Already, Trump and Jefferson Beauregard Sessions III’s war on so-called “sanctuary cities” is having devastating effects, with the Los Angeles Times reporting last year that fear of Trump’s mass deportation dragnet has led to a plummeting in the number of Latinos reporting domestic abuse to local law enforcement and courts:
In the first six months of 2017, reports of domestic violence have declined among Latino residents in some of California’s largest cities, a retreat that crisis professionals say is driven by a fear that interacting with police or entering a courthouse could make immigrants easy targets for deportation.
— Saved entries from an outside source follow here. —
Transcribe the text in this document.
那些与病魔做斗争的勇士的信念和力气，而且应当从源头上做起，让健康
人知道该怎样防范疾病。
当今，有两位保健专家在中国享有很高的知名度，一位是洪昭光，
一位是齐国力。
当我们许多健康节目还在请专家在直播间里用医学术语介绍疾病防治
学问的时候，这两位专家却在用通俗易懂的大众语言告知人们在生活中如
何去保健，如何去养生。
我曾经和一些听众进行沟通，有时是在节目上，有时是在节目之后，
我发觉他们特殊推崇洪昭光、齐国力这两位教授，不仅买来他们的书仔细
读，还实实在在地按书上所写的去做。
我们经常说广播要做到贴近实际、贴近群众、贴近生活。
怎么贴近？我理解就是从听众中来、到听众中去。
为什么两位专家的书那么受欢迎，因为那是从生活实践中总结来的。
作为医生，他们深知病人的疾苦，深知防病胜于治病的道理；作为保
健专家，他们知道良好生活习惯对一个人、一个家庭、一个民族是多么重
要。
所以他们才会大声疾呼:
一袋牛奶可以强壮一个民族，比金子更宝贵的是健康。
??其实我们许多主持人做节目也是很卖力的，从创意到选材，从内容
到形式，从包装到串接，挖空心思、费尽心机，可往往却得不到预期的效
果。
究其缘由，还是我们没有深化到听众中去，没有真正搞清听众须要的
In Los Angeles, Latinos reported 3.5% fewer instances of spousal abuse in the first six months of the year compared with 2016, while reporting among non-Latino victims was virtually unchanged, records show. That pattern extends beyond Los Angeles to cities such as San Francisco and San Diego, which recorded even steeper declines of 18% and 13%, respectively.
It’s Trump’s anti-immigrant policies—not immigrants themselves—that are making our communities less safe and making the jobs of law enforcement more difficult. But, while immigrant “workers interviewed through a translator said they all feared law enforcement,” they said they “could cautiously trust the Galarza brothers”— Daniel, Roy and Billy Galarza, three Volusia County deputies who happen to be sons born to undocumented farm workers:
Because [dad] Pantaleon, 65, had worked as a military policeman in Mexico, Roy said, he didn't fear law enforcement as much as others in Pierson's immigrant community did, but he always told his children to stay out of trouble and focus on getting out of the fields.
"My dad was like, just don't cut fern," Roy said. "It was over and over again, 'I’m doing this for you.'"
Pantaleon beams with pride when his sons visit in their squad cars. His seven children have all left the fields for better jobs — one sister is an assistant principal, another works doing accounting for one of the fern distributors — and his grandkids are thinking big, too. Roy’s eldest son, 15, wants to be a doctor.
"Look where we're at," Roy said of himself and his siblings. "He's thrilled."